Mengapa Perlu Waspada?
Tidak semua tubuh bisa menerima kandungan daun binahong dengan baik. Konsumsi yang sembarangan justru berisiko menimbulkan gangguan kesehatan. Misalnya, minum rebusan daun binahong saat perut kosong bisa memicu iritasi lambung, menimbulkan rasa mual, atau nyeri ulu hati.
Bukan hanya itu, dosis yang berlebihan juga bisa menyebabkan masalah pencernaan seperti diare, bahkan memperberat kerja hati dan ginjal.
Pantangan yang Harus Diperhatikan
Beberapa hal berikut perlu dicatat sebelum menjadikan daun binahong sebagai bagian dari pengobatan herbal:
- Jangan diminum bersamaan dengan kopi atau teh.
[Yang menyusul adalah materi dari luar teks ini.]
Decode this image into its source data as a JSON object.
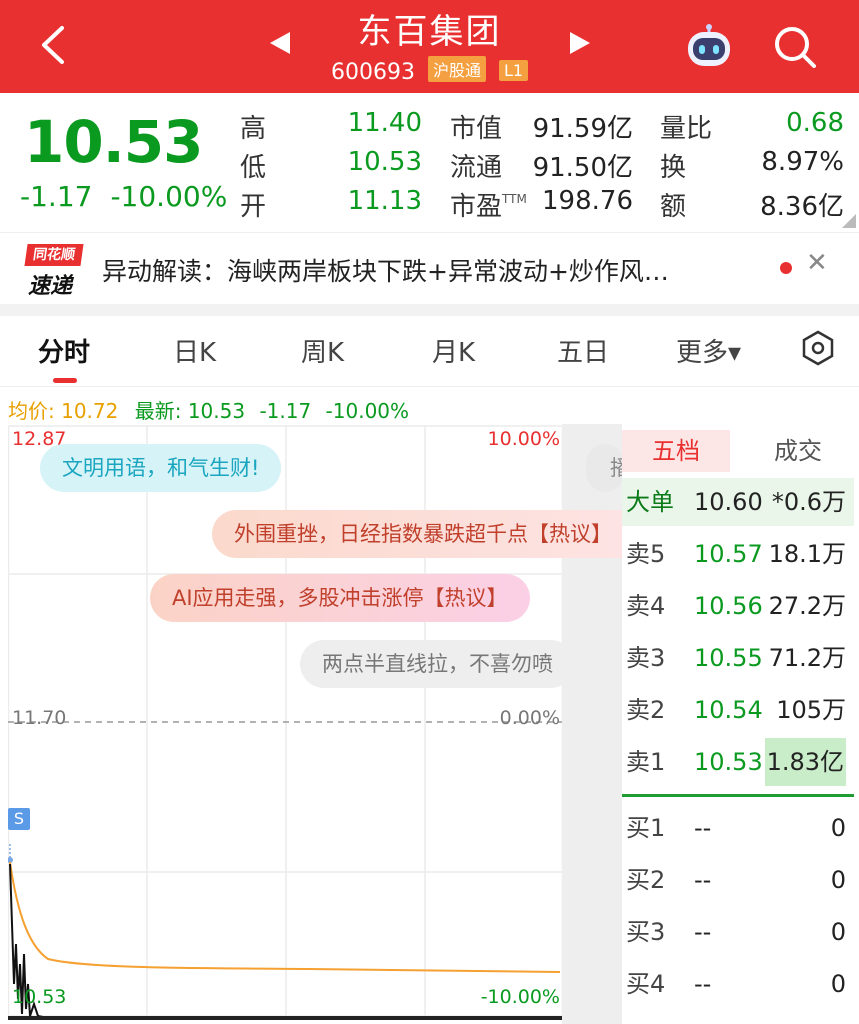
{
  "header": {
    "title": "东百集团",
    "code": "600693",
    "tag_exchange": "沪股通",
    "tag_level": "L1"
  },
  "quote": {
    "price": "10.53",
    "change": "-1.17",
    "change_pct": "-10.00%",
    "high_label": "高",
    "high": "11.40",
    "low_label": "低",
    "low": "10.53",
    "open_label": "开",
    "open": "11.13",
    "mktcap_label": "市值",
    "mktcap": "91.59亿",
    "float_label": "流通",
    "float": "91.50亿",
    "pe_label": "市盈",
    "pe_suffix": "TTM",
    "pe": "198.76",
    "vol_ratio_label": "量比",
    "vol_ratio": "0.68",
    "turnover_label": "换",
    "turnover": "8.97%",
    "amount_label": "额",
    "amount": "8.36亿"
  },
  "news": {
    "logo_top": "同花顺",
    "logo_bottom": "速递",
    "text": "异动解读：海峡两岸板块下跌+异常波动+炒作风…"
  },
  "tabs": [
    "分时",
    "日K",
    "周K",
    "月K",
    "五日",
    "更多▾"
  ],
  "info": {
    "avg": "均价: 10.72",
    "latest": "最新: 10.53",
    "change": "-1.17",
    "change_pct": "-10.00%"
  },
  "chart_labels": {
    "top_price": "12.87",
    "top_pct": "10.00%",
    "mid_price": "11.70",
    "mid_pct": "0.00%",
    "bottom_price": "10.53",
    "bottom_pct": "-10.00%",
    "marker": "S"
  },
  "bubbles": [
    "文明用语，和气生财!",
    "外围重挫，日经指数暴跌超千点【热议】",
    "AI应用走强，多股冲击涨停【热议】",
    "两点半直线拉，不喜勿喷",
    "播"
  ],
  "orderbook": {
    "tab_five": "五档",
    "tab_deal": "成交",
    "big": {
      "label": "大单",
      "price": "10.60",
      "vol": "*0.6万"
    },
    "sells": [
      {
        "label": "卖5",
        "price": "10.57",
        "vol": "18.1万"
      },
      {
        "label": "卖4",
        "price": "10.56",
        "vol": "27.2万"
      },
      {
        "label": "卖3",
        "price": "10.55",
        "vol": "71.2万"
      },
      {
        "label": "卖2",
        "price": "10.54",
        "vol": "105万"
      },
      {
        "label": "卖1",
        "price": "10.53",
        "vol": "1.83亿"
      }
    ],
    "buys": [
      {
        "label": "买1",
        "price": "--",
        "vol": "0"
      },
      {
        "label": "买2",
        "price": "--",
        "vol": "0"
      },
      {
        "label": "买3",
        "price": "--",
        "vol": "0"
      },
      {
        "label": "买4",
        "price": "--",
        "vol": "0"
      }
    ]
  },
  "colors": {
    "brand_red": "#e93030",
    "down_green": "#0b9a20",
    "avg_line": "#f5a030",
    "price_line": "#111111"
  }
}
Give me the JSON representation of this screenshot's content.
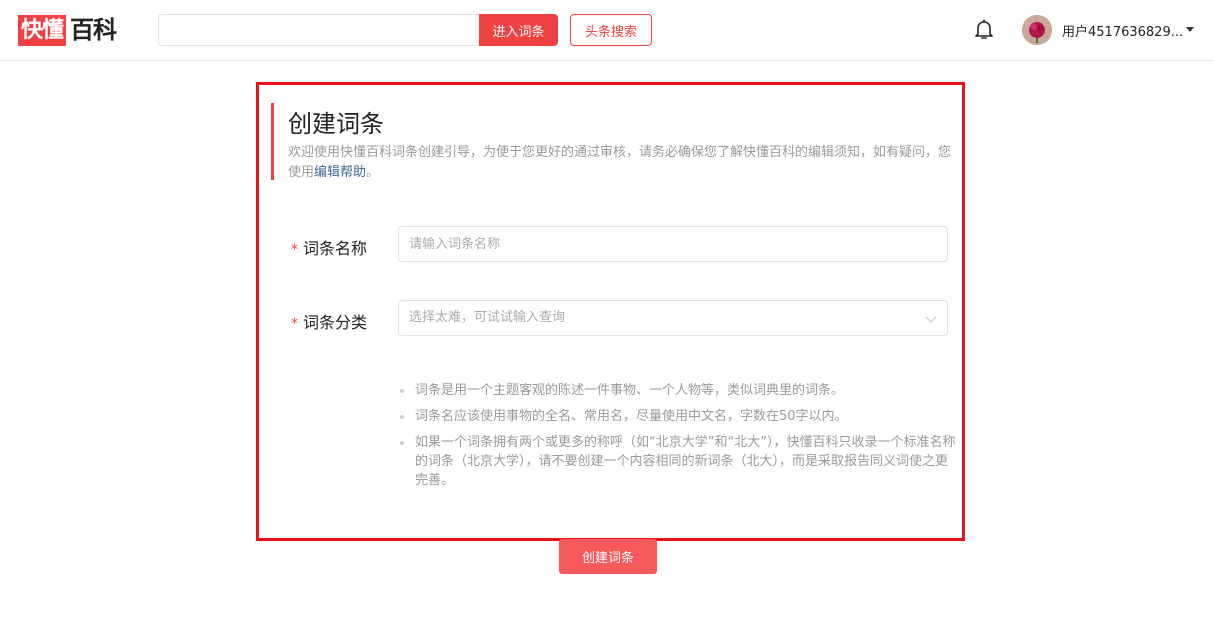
{
  "logo": {
    "box_text": "快懂",
    "text": "百科"
  },
  "search": {
    "placeholder": "",
    "value": "",
    "enter_label": "进入词条",
    "toutiao_label": "头条搜索"
  },
  "user": {
    "name": "用户4517636829..."
  },
  "form": {
    "title": "创建词条",
    "intro_text": "欢迎使用快懂百科词条创建引导，为便于您更好的通过审核，请务必确保您了解快懂百科的编辑须知，如有疑问，您使用",
    "intro_link": "编辑帮助",
    "intro_end": "。",
    "required_mark": "*",
    "name_label": "词条名称",
    "name_placeholder": "请输入词条名称",
    "category_label": "词条分类",
    "category_placeholder": "选择太难，可试试输入查询",
    "tips": [
      "词条是用一个主题客观的陈述一件事物、一个人物等，类似词典里的词条。",
      "词条名应该使用事物的全名、常用名，尽量使用中文名，字数在50字以内。",
      "如果一个词条拥有两个或更多的称呼（如“北京大学”和“北大”），快懂百科只收录一个标准名称的词条（北京大学），请不要创建一个内容相同的新词条（北大），而是采取报告同义词使之更完善。"
    ],
    "submit_label": "创建词条"
  },
  "colors": {
    "brand": "#f04142",
    "highlight_border": "#e8101a",
    "submit": "#f8595a",
    "link": "#406599"
  }
}
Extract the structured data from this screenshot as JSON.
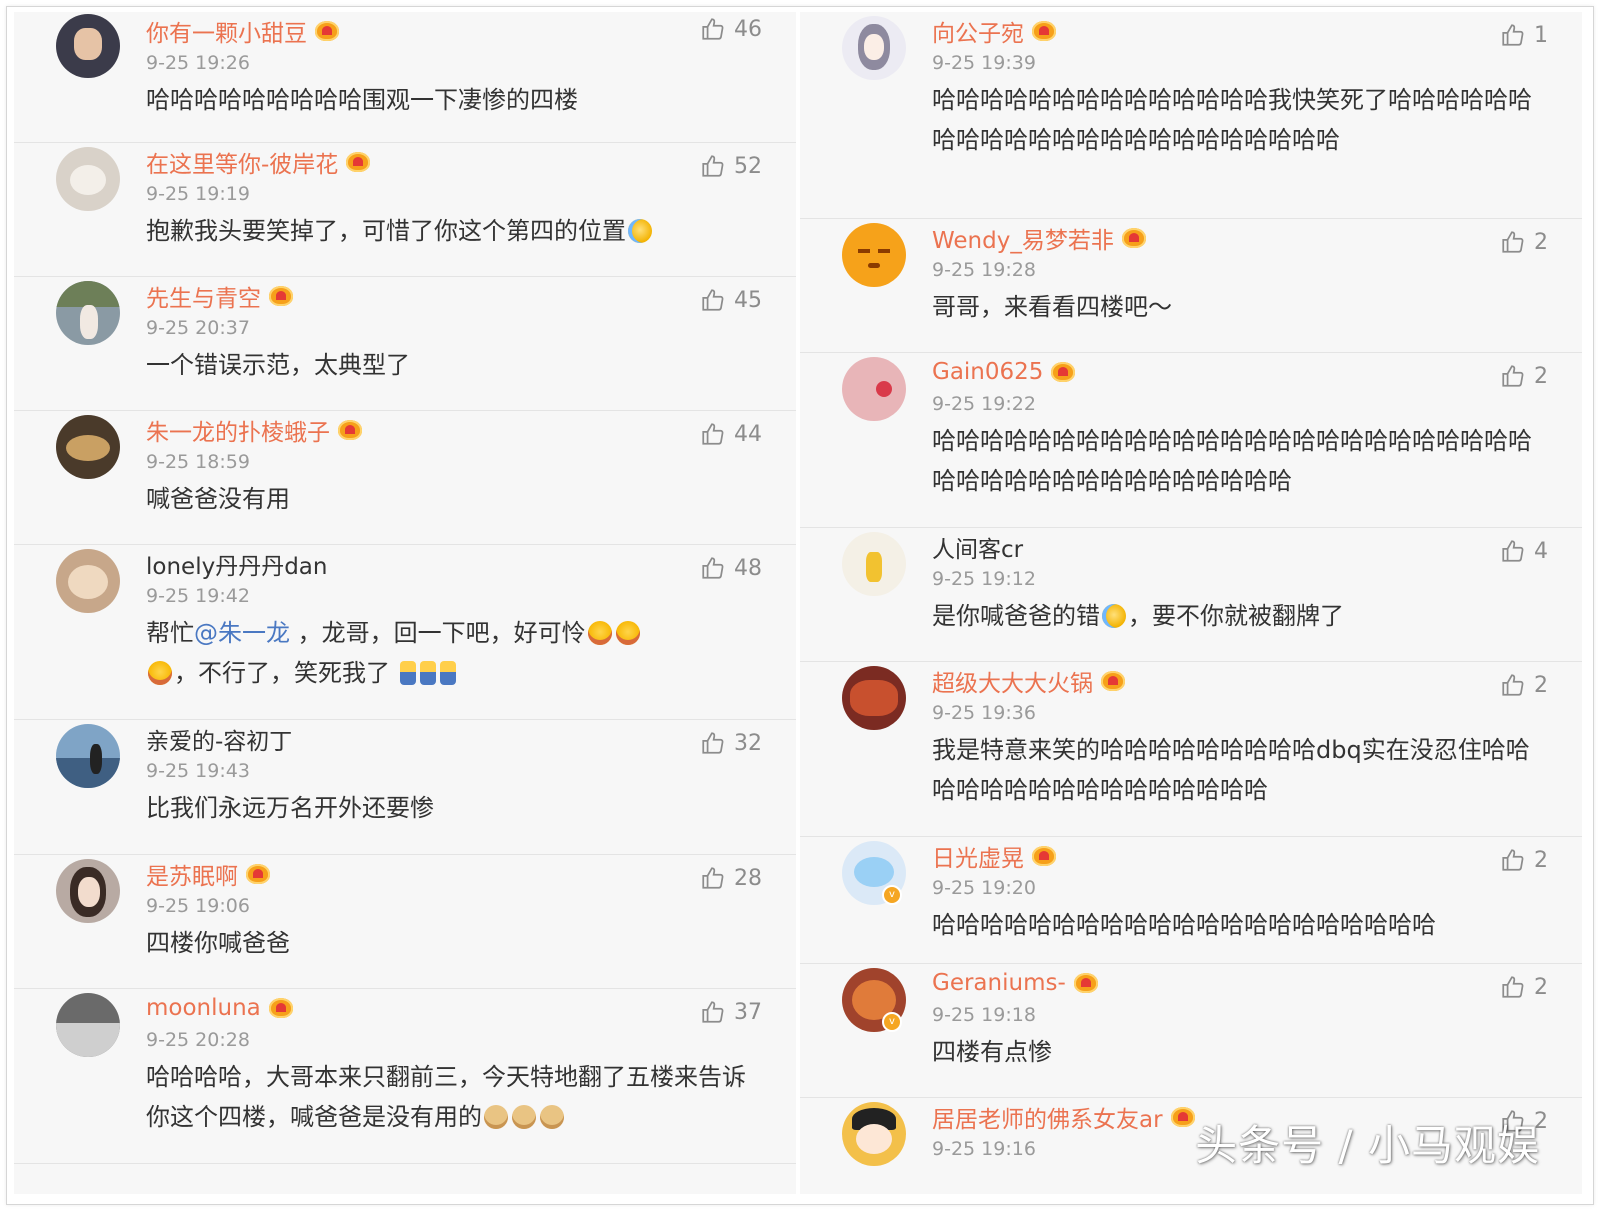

Kafein dapat mengurangi penyerapan zat aktif daun binahong, sekaligus meningkatkan risiko efek samping seperti jantung berdebar.
- Penderita penyakit ginjal dan hati sebaiknya menghindari. Kandungan daun binahong bisa memperburuk kondisi kedua organ vital tersebut.
- Ibu hamil dan menyusui. Hingga kini, belum ada bukti ilmiah yang cukup soal keamanannya, sehingga sebaiknya dihindari kecuali atas rekomendasi dokter.
- Pengguna obat pengencer darah. Karena daun binahong punya efek serupa, konsumsi bersamaan bisa meningkatkan risiko perdarahan.
- Anak-anak dan lansia. Belum ada panduan dosis aman untuk kedua kelompok ini.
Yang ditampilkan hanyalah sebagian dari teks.